Could anti-amyloid drugs actually promote neurodegeneration?

After years of failed trials, two and possibly three anti-amyloid monoclonal antibodies have shown efficacy at removing beta-amyloid from the brain of subjects with mild Alzheimer’s disease. Two of them, lecanemab and donanemab, have also shown significant slowing of cognitive impairment. Aducanumab is less effective in amyloid removal than the other two, and only one of two studies showed a benefit on slowing cognitive deterioration. One of the puzzles concerning these anti-amyloid drugs is that there has been no slowing of brain volume loss, a surrogate measure of neurodegeneration. A paper published this week in Neurology provides results of a meta-analysis of brain volume changes in 31 trials of anti-amyloid drugs including secretase inhibitors and monoclonal antibodies. None of the secretase inhibitors were effective in slowing cognitive impairment, and none of them caused brain volume loss.  Significant loss of brain volume was seen in most of the anti-amyloid drug trials, and this association was most pronounced in trials of drugs complicated by amyloid-related imaging abnormalities (ARIA).  Recall that ARIA represent areas of brain swelling and/or microhemorrhages. Most of the time, ARIA are mild and resolve with pausing of the drug, but in 1 – 2% of participants in the aducanumab, donanemab and lecanemab trials, ARIA were severe, requiring hospitalization. Three deaths associated with ARIA were reported in the lecanemab trial, and three deaths were also reported in the donanemab trial, although the relationship to ARIA has been disputed.

Figure from Alves F, Kalinowski P, Ayton S. Neurology 2023, 100(20): e2114-e2124.

Why should brain volume be decreased in patients given these drugs?  Several possibilities have been suggested.  One is that the brain volume loss is simply due to the removal of beta-amyloid plaques, but this has been disputed by the fact that the total volume of amyloid plaques is estimated to be less than 1/1000 of the total brain volume. Another explanation is that the brain volume loss is due to pseudoatrophy, a phenomenon seen in treatment of multiple sclerosis as the inflammatory MS lesions are brought under control. This is a possibility for Alzheimer’s, but the role of inflammation appears to be much less in Alzheimer’s than it is in MS, and inflammation would be expected to increase, not decrease, with ARIA. Another opinion is that the cause of brain volume loss seen with ARIA-associated medications is irrelevant as long as the patients receiving the medication have significant, cognitive benefit.  

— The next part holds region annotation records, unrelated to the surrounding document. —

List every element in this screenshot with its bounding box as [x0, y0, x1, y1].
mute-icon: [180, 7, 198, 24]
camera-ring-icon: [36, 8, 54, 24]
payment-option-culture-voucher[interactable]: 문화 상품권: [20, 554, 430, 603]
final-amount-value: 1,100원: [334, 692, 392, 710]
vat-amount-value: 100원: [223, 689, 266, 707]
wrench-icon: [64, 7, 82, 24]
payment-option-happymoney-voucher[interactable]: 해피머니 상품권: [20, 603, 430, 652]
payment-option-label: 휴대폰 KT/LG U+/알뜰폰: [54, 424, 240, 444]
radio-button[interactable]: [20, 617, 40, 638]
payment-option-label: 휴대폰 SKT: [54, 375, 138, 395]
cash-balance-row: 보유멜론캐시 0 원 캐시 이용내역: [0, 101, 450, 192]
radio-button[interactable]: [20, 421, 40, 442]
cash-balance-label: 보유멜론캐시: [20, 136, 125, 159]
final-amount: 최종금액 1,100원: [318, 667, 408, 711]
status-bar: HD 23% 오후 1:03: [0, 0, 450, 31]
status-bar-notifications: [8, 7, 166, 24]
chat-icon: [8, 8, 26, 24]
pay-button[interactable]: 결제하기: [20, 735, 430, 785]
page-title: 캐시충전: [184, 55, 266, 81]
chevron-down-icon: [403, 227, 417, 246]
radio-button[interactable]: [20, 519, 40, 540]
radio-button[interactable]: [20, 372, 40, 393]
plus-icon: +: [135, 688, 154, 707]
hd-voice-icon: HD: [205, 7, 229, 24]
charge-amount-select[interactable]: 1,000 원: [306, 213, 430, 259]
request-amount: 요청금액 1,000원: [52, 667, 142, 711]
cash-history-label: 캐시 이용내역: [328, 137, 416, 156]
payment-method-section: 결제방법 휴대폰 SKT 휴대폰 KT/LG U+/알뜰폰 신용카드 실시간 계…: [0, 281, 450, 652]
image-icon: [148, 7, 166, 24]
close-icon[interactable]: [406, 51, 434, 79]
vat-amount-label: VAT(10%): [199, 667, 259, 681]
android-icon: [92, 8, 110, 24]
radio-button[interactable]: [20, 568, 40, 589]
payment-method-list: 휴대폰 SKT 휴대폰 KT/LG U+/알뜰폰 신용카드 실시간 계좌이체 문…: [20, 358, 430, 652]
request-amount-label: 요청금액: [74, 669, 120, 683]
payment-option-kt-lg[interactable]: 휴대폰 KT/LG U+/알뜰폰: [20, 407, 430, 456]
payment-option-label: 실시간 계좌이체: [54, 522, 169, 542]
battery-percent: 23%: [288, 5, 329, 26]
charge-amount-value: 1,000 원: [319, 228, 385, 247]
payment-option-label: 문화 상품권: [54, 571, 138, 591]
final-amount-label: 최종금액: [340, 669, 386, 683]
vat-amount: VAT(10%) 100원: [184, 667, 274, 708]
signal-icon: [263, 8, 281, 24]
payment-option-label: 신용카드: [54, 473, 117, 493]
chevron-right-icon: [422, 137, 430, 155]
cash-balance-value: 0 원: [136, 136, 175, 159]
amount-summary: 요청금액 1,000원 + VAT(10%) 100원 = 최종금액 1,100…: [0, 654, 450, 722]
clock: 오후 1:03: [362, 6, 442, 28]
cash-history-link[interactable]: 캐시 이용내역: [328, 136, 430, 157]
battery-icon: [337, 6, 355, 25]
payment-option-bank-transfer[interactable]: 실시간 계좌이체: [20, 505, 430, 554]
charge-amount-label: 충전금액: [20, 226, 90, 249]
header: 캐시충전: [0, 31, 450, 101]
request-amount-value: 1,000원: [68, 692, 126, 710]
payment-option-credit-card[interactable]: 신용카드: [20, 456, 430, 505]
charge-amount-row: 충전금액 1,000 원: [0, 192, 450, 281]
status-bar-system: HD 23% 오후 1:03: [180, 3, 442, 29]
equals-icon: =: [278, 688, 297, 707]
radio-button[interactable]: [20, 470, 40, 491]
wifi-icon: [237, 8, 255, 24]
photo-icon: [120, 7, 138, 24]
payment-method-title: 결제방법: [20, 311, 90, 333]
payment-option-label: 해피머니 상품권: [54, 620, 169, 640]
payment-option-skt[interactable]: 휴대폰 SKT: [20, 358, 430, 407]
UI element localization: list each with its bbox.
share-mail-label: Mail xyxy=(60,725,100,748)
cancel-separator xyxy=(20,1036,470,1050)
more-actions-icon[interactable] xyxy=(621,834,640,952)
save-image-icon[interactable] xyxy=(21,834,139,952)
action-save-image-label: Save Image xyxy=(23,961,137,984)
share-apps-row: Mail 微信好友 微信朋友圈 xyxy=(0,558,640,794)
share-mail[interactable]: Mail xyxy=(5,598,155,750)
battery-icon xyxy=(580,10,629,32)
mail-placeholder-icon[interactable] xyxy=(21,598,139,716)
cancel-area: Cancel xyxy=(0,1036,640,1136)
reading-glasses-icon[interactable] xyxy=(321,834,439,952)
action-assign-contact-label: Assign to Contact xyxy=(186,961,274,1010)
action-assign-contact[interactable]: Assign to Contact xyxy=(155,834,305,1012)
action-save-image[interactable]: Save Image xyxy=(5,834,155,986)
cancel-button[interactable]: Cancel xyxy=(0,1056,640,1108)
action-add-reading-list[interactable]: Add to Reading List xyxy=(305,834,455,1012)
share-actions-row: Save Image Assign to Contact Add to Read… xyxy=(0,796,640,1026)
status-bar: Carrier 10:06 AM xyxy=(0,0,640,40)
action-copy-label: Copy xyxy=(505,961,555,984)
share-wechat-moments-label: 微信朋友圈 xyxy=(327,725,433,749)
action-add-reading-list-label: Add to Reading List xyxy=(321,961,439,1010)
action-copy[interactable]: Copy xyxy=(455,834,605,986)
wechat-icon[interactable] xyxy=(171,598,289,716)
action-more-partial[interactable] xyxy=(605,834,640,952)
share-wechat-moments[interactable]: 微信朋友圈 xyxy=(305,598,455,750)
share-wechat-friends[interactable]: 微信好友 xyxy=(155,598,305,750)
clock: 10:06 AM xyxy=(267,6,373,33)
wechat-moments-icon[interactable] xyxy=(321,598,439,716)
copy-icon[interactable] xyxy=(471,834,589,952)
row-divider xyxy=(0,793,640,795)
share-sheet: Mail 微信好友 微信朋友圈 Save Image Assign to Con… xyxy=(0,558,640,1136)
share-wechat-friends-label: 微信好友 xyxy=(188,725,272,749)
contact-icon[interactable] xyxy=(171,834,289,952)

The authors of the new Neurology paper argue that we can’t neglect the possibility that the adverse consequences of brain volume loss may not show up until later and that we must be vigilant for late adverse consequences in patients receiving these drugs. They make the following recommendations: 

1. Clinicians who prescribe ARIA-inducing anti-Aβ monoclonal antibodies should inform current and new patients that these drugs have been shown to accelerate markers of neurodegeneration (for example, ventricular enlargement). 

2. Clinicians should review the volumetric data from the clinical trials of ARIA-inducing anti-Aβ monoclonal antibodies when assessing the risk/benefit profile of these therapies.

3. Clinicians should monitor brain volume changes of individual patients who receive ARIA-inducing anti-Aβ monoclonal antibodies to determine whether continued treatment is appropriate.


4. The data safety monitoring boards serving current clinical trials of anti-Aβ drugs should review volumetric data to determine whether patient safety is at risk, particularly in patients who develop ARIA. 

5. Ethics boards that approve trials for anti-Aβ drugs should request that volume changes be actively monitored. Long-term follow-up of brain volumes should be factored into the trial designs to determine whether brain atrophy is progressive, particularly in patients who develop ARIA. 

6. Pharmaceutical companies that have conducted trials of anti-Aβ drugs should interrogate prior data on brain volume (e.g., stratifications by ARIA and analysis of additional brain structures), report the findings, and release the data for researchers to investigate.